Françoise Gernot a choisi d’articuler les analyses de deux auteurs sur le thème du visage, Georg Simmel pour « Esthétique du visage » en 1901 et Emmanuel Levinas pour sa thèse « Totalité et infini » 1961. Comme des méditations sur l’approche du visage, la rencontre de l’autre et les dimensions esthétiques ou éthiques qui en découlent. Quid du regard, de la parole, du reste du corps , de l’âme…. Levinas était très méfiant sur l’art du portrait, Jean Claude Bailly au contraire y voyait le reflet de l’âme et les portraits du Fayoum illustrent cette approche.
Dans cette première émission, Françoise Gernot propose d’ouvrir une réflexion sur un thème apparemment familier, mais conceptuellement décisif : le visage. Le projet se déploie en deux temps : une approche esthétique avec Georg Simmel, puis une approche éthique avec Emmanuel Levinas, comme une « conversation » entre deux régimes de pensée.
Un visage : singularité immédiate et jugement esthétique
Tout commence par une évidence : un visage est toujours un visage, identifiable, singulier, immédiatement rapporté à une personne. La rencontre du visage engage une perception faite de traits relativement stables et d’expressions mobiles, plastiques, capables de traduire joie, douleur, inquiétude. Cette tension interne, fixité des traits et souplesse des expressions, rend le jugement esthétique complexe : beauté et laideur ne sont jamais des catégories simples. Françoise Gernaud rappelle même une remarque de Simmel : un visage d’abord jugé « laid » peut, au fil de la relation et de la conversation, devenir « beau » par une forme de grâce.

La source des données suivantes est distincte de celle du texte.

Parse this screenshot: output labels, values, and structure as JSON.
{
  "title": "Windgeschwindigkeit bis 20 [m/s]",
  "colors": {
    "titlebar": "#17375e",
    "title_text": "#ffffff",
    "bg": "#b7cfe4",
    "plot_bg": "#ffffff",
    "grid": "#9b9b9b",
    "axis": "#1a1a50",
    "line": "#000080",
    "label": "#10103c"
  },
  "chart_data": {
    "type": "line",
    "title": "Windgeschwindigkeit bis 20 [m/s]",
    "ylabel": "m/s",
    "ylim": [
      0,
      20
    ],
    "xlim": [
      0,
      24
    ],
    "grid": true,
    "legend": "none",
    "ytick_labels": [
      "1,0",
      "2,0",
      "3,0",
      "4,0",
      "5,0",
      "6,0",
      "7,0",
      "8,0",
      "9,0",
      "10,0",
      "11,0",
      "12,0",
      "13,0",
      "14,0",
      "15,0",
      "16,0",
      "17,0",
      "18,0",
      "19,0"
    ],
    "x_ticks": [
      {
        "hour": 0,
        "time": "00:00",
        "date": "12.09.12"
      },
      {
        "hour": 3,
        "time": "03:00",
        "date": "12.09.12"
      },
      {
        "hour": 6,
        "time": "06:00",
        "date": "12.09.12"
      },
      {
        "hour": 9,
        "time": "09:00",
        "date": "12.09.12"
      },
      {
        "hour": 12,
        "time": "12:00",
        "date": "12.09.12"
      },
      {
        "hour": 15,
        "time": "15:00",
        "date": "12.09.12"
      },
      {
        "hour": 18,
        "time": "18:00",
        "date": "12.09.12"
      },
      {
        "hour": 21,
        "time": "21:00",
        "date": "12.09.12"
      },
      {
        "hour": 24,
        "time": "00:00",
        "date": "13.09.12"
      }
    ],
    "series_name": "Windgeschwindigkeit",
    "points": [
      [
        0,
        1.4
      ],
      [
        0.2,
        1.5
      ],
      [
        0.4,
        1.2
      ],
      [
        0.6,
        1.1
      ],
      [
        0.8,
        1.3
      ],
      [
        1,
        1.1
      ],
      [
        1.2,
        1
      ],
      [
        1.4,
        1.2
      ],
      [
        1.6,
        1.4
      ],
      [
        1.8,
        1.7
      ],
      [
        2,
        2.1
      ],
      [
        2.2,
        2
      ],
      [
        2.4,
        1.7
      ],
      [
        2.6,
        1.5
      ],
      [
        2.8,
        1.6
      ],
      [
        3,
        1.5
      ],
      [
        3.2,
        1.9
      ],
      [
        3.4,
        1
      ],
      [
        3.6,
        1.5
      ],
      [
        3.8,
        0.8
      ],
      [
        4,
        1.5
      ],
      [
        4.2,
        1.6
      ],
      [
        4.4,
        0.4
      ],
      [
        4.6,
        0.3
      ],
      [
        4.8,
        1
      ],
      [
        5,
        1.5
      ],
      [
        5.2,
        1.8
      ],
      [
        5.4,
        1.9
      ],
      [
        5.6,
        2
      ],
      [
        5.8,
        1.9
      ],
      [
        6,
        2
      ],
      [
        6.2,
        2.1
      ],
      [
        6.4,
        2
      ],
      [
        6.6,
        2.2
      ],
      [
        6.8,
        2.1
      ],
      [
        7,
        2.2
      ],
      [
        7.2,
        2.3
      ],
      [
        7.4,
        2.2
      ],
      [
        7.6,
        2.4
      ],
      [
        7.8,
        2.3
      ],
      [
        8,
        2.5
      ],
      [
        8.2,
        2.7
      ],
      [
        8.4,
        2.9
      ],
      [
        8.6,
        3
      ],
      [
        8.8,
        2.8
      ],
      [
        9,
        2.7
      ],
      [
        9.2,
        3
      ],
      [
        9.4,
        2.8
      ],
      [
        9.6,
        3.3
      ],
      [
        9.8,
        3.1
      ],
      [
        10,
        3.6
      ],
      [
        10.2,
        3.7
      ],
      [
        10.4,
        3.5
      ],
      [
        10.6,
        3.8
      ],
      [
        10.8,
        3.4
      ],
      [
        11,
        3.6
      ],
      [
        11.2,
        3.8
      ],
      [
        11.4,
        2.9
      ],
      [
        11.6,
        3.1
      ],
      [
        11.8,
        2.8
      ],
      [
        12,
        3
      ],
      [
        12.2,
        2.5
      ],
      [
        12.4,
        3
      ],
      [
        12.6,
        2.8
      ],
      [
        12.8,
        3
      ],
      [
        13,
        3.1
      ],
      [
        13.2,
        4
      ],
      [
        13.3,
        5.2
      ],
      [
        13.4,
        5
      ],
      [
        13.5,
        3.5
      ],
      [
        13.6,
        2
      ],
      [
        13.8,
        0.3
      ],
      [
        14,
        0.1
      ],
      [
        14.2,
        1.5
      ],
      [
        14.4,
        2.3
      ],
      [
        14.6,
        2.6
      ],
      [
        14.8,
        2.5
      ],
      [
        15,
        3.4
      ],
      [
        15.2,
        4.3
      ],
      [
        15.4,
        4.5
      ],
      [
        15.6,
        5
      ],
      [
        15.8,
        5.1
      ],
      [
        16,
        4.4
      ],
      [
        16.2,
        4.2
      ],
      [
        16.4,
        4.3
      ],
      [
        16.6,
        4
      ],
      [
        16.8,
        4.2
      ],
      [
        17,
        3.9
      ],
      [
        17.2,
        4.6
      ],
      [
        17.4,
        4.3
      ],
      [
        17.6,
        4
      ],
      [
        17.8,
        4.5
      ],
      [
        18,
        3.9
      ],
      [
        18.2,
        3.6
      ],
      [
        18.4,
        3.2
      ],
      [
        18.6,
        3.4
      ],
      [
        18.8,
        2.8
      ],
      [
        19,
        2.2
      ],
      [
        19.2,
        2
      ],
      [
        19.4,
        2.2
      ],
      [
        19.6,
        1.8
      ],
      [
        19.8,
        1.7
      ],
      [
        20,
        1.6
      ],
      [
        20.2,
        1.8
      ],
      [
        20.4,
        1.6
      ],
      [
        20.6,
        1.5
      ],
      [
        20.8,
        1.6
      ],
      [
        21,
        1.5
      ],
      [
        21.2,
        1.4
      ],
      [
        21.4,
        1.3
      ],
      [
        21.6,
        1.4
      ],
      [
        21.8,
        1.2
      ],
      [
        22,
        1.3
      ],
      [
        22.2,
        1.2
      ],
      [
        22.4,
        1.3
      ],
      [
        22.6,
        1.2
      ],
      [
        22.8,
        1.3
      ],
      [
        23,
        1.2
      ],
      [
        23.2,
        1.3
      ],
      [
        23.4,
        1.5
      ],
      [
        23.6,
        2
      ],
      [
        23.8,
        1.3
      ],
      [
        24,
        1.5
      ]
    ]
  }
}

Simmel : le visage comme modèle du portrait
Le cœur de l’émission repose sur un court texte de Georg Simmel (1901), Signification esthétique du visage. Simmel cherche à comprendre par quelles déterminations perceptibles le visage acquiert un rôle incomparable dans les arts plastiques, en particulier dans l’art du portrait.
Pour lui, le visage est une forme unique : une multiplicité de plans et de traits y « coopère » pour produire une unité de sens. Cette unité n’efface pas la diversité : elle la rend lisible, comme si l’individualisation maximale s’intégrait dans une cohérence supérieure. Simmel associe ainsi le visage à une forme de spiritualisation : non pas un « miroir de l’âme » au sens naïf, mais un lieu où l’esprit se donne comme personnalité.
Symétrie, dissymétrie : peinture contre sculpture
Simmel insiste sur une propriété déterminante : le visage est à la fois symétrique et pourtant dissymétrique. Cette duplicité a des conséquences esthétiques. La sculpture, contrainte par la symétrie, tendrait vers le type général ; la peinture, au contraire, peut accentuer l’individuel grâce aux profils, aux ombres, aux variations de lumière.
Enfin, l’émission souligne le rôle central du regard : l’œil ne compte pas seulement dans l’ensemble des traits, mais dans la manière dont il organise l’espace du tableau.
Les portraits du Fayoum : une « apostrophe muette »
Pour illustrer cette puissance du visage peint, Françoise Gernaud évoque les portraits du Fayoum et cite Jean-Christophe Bailly (L’Apostrophe muette). Ces peintures, parmi les plus anciens portraits « modernes » d’individus non royaux ni divins, frappent par l’impression que les visages nous regardent, comme dans une adresse silencieuse : une apostrophe muette, déjà chargée d’éthique, avant même Levinas.